[RPG] Is it advisable to rotate the GM role between players

gm-techniquesround-robin-gmingsocial

Is it advisable to run a campaign where the GM occasionally rotates to be a regular player while a player becomes the GM? I've seen some mentions of this strategy to prevent the GM from getting burned out from always planning, but it seems like having an alternative game going would almost be better. That way you don't have one GM giving out treasure beyond what the PCs should have and the other GM having to deal with it.

Best Answer

It's been a long time that I've played in a group where only one person ever GMed anything... As specific games rise and fall, usually someone else will run something sometime, unless they are a control freak or everyone else is totally slothful (this was the case when I was in high school, though, to be fair).

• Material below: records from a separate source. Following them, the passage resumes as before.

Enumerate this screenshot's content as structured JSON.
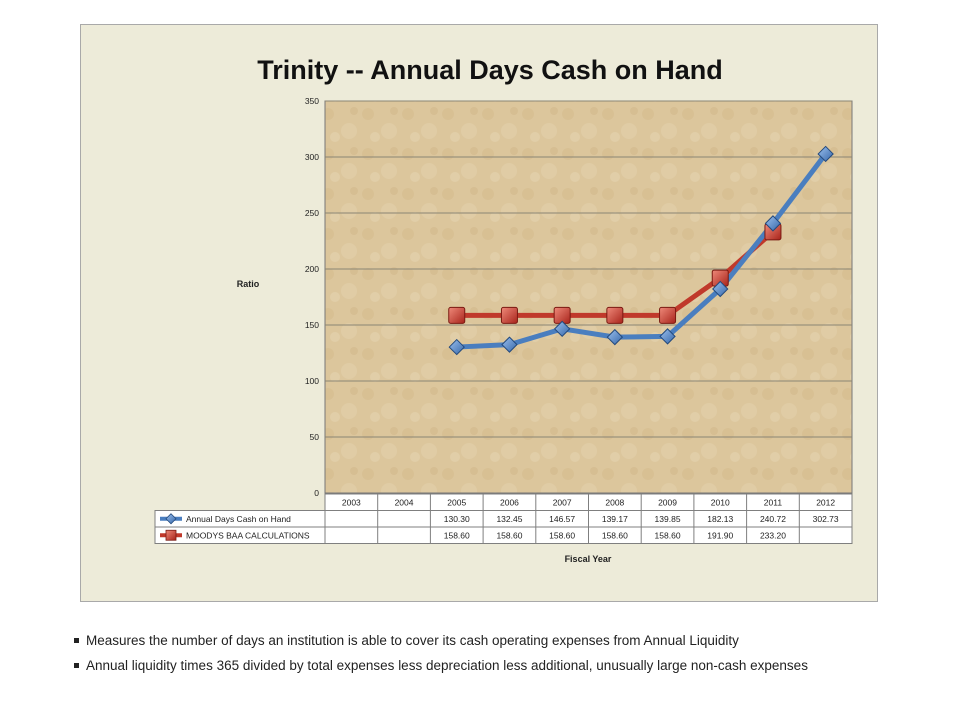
{
  "colors": {
    "frame_bg": "#edebd9",
    "plot_bg": "#dcc69c",
    "series_blue": "#4a7ebf",
    "series_red": "#c0392b",
    "grid": "#8a8574"
  },
  "chart_data": {
    "type": "line",
    "title": "Trinity -- Annual Days Cash on Hand",
    "xlabel": "Fiscal Year",
    "ylabel": "Ratio",
    "ylim": [
      0,
      350
    ],
    "yticks": [
      "0",
      "50",
      "100",
      "150",
      "200",
      "250",
      "300",
      "350"
    ],
    "grid": true,
    "legend_placement": "data table",
    "categories": [
      "2003",
      "2004",
      "2005",
      "2006",
      "2007",
      "2008",
      "2009",
      "2010",
      "2011",
      "2012"
    ],
    "series": [
      {
        "name": "Annual Days Cash on Hand",
        "marker": "diamond",
        "values": [
          null,
          null,
          130.3,
          132.45,
          146.57,
          139.17,
          139.85,
          182.13,
          240.72,
          302.73
        ],
        "labels": [
          "",
          "",
          "130.30",
          "132.45",
          "146.57",
          "139.17",
          "139.85",
          "182.13",
          "240.72",
          "302.73"
        ]
      },
      {
        "name": "MOODYS BAA CALCULATIONS",
        "marker": "square",
        "values": [
          null,
          null,
          158.6,
          158.6,
          158.6,
          158.6,
          158.6,
          191.9,
          233.2,
          null
        ],
        "labels": [
          "",
          "",
          "158.60",
          "158.60",
          "158.60",
          "158.60",
          "158.60",
          "191.90",
          "233.20",
          ""
        ]
      }
    ]
  },
  "bullets": [
    "Measures the number of days an institution is able to cover its cash operating expenses from Annual Liquidity",
    "Annual liquidity times 365 divided by total expenses less depreciation less additional, unusually large non-cash expenses"
  ]
}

But nowadays, we always have multiple concurrent campaigns going on with different GMs running them.

Rotating GMs within a campaign is different - to a degree, it depends on the nature of your campaign. I've run campaigns that are very coherent stories, with loads of secrets, that I'd never rotate in the middle of. If there's a concrete vision, you don't want to rotate. If there's less of one, it's easier - kinda the "Babylon 5 model" vs the "Star Trek model." So rotating within one actual campaign is possible but is more or less desirable depending on the type of campaign.

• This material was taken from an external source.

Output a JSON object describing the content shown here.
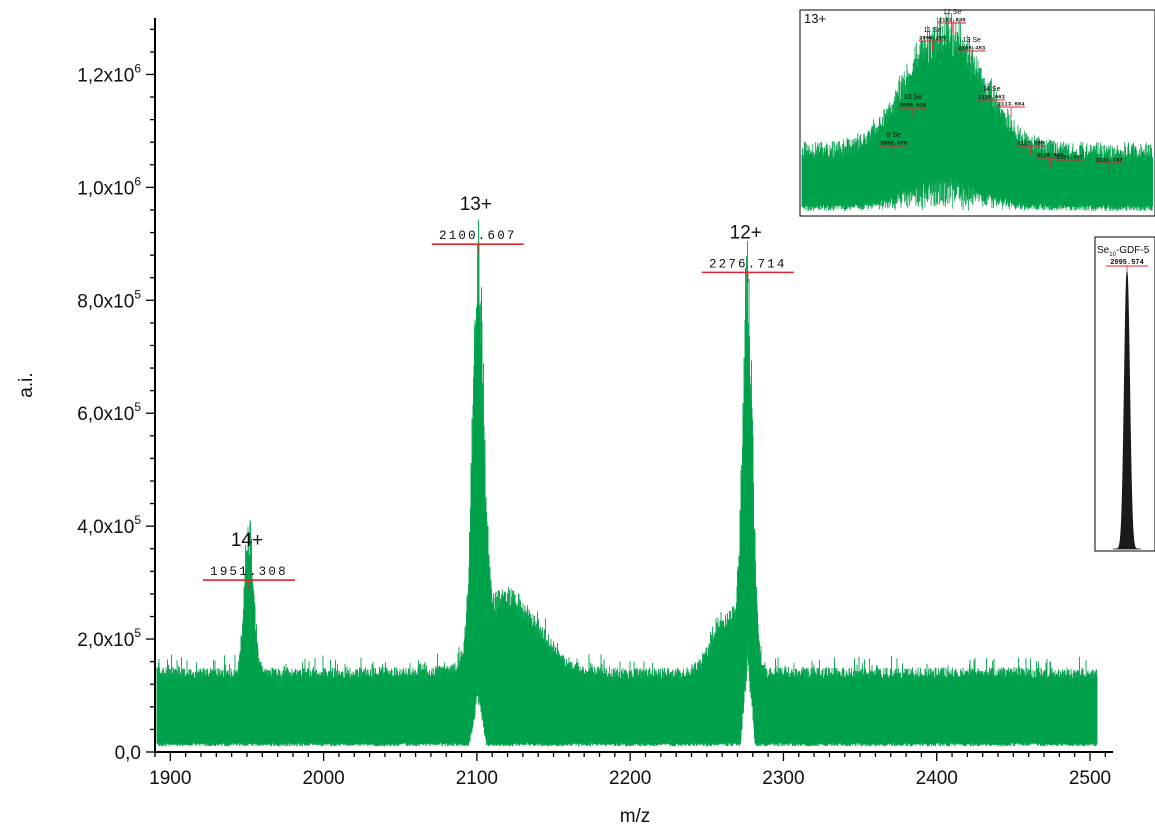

In one campaign we proactively said "Hey, let's deliberately rotate every player in as GM." We wanted everyone to get a shot behind the screen, learn what it's like, and give us all insight into strengths and weaknesses, so whenever one adventure finished up, we handed off to the next person. Even the ones that really sucked at GMing had something specific they did great that we learned from - dialogue, pacing, whatever. The campaign conceit was just that we were all pirates and were roving around on random adventures, there was no huge metaplot. We never had any problems with canon conflict or whatnot as a result, and everyone got some GM trigger time. It also made those who seldom GMed appreciate the GM more.